There is room for improvement in advanced analytics
Teradata's strategy is to be represented in all segments as much as possible. However, a leading role is not realistic for Teradata - at least in the lower areas. The competition here is too great and the margins are too low. In contrast, the specialist has good chances in the upper performance classes, but here the market still has to be developed strongly. "Many of our customers believe that advanced analytics in connection with the immense amount of data could lead to important insights and business processes, but they don't know how to approach something like that," says Ron Bodkin, president of the Teradata subsidiary Think Big, a pure company Consulting company that specializes in big data analytics, the current situation. In many companies he sees a serious discrepancy between data acquisition on the one hand and the analytical possibilities on the other. "All large companies are now shoveling up immense heaps of data, but they lack the know-how to evaluate this data in a targeted manner," he says from his everyday work.
In addition to Think Big, Teradata also operates other consulting facilities. The provider recently set up a global "IoT Analytics Team" that is supposed to offer special assistance in the analysis of big data in the IoT environment. The team is part of the Teradata Lab and has offices in the US, UK and India. However, not all Teradata customers rely on outside advice. In addition to the Siemens team mentioned above, the car manufacturer Volvo already has the necessary analysis know-how.

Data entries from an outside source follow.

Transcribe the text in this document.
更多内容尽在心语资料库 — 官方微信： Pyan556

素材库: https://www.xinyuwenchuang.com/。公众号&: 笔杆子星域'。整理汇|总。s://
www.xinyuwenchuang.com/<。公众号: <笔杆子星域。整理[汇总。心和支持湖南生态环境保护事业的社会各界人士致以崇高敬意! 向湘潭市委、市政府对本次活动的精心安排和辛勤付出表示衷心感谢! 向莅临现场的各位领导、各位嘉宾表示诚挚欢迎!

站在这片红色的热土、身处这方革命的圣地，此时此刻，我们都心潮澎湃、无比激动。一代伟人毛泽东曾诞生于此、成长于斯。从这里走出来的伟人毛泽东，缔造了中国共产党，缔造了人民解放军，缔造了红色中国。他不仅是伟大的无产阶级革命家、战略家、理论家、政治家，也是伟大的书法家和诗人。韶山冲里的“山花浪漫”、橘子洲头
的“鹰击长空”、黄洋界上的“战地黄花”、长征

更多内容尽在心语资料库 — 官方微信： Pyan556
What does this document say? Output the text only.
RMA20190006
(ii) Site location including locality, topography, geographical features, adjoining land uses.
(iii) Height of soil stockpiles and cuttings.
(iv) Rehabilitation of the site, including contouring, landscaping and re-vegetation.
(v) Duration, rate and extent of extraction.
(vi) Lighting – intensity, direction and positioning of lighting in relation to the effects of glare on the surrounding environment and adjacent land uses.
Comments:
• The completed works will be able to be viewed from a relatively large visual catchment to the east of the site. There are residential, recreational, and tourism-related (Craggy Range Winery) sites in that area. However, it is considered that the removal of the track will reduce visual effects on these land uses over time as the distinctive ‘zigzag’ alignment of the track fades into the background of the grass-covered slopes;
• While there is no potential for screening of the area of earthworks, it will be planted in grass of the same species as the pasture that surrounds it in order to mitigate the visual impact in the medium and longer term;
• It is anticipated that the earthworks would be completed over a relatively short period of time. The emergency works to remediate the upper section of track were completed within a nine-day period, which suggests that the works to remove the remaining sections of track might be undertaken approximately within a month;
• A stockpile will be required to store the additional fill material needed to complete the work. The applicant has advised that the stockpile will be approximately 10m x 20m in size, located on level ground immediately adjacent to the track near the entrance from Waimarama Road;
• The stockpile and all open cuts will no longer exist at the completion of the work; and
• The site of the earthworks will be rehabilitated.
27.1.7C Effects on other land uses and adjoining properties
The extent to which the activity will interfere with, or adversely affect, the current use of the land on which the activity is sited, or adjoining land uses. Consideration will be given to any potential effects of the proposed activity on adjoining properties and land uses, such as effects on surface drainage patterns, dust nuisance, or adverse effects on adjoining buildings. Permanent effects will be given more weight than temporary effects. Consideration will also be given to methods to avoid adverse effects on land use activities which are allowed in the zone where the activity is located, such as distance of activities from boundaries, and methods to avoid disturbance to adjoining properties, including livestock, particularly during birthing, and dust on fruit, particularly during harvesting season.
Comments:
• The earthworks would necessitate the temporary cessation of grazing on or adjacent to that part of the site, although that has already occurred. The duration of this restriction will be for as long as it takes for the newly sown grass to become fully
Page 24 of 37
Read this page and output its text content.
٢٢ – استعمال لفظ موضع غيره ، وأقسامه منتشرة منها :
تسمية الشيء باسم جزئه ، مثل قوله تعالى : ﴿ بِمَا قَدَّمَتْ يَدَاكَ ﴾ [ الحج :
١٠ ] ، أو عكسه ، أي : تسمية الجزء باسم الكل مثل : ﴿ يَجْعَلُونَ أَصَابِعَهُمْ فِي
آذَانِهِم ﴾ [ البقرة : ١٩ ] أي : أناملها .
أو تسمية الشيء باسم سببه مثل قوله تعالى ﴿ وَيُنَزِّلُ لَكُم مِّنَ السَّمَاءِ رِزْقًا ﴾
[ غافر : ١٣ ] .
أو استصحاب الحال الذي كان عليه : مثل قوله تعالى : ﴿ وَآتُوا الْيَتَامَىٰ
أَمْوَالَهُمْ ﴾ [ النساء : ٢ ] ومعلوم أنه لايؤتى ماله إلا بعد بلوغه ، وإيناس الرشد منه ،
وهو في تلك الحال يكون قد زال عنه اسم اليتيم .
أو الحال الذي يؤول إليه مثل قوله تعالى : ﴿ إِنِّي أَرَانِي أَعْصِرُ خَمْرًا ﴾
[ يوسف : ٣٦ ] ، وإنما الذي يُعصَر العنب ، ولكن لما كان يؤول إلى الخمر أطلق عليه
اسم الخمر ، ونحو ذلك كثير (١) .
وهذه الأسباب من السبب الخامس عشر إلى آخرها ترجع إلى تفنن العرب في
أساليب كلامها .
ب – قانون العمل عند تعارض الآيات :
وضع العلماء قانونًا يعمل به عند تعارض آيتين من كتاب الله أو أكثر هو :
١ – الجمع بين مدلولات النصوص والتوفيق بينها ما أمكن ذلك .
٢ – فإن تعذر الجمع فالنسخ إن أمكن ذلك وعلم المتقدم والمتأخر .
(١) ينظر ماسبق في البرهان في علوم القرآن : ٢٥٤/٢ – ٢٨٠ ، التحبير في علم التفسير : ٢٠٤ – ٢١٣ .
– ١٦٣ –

A team of around 30 under the direction of Jan Wassen works primarily on solutions in the area of predictive maintenance. "We can already answer two important questions very well: What happened and why did it happen - now the next big question is, namely 'What WILL happen'", is how Wassen describes his area of responsibility.
It's all a question of culture and organization
Just as once with the introduction of BI or even further back with the emergence of ERP, the problems are less of a technical or mathematical nature, but rather fall into the categories of corporate culture, lack of mutual understanding or organizational inhibitions. "You have to have a lot of staying power," comments the Volvo manager, somewhat resigned to the day-to-day problems of his staff department.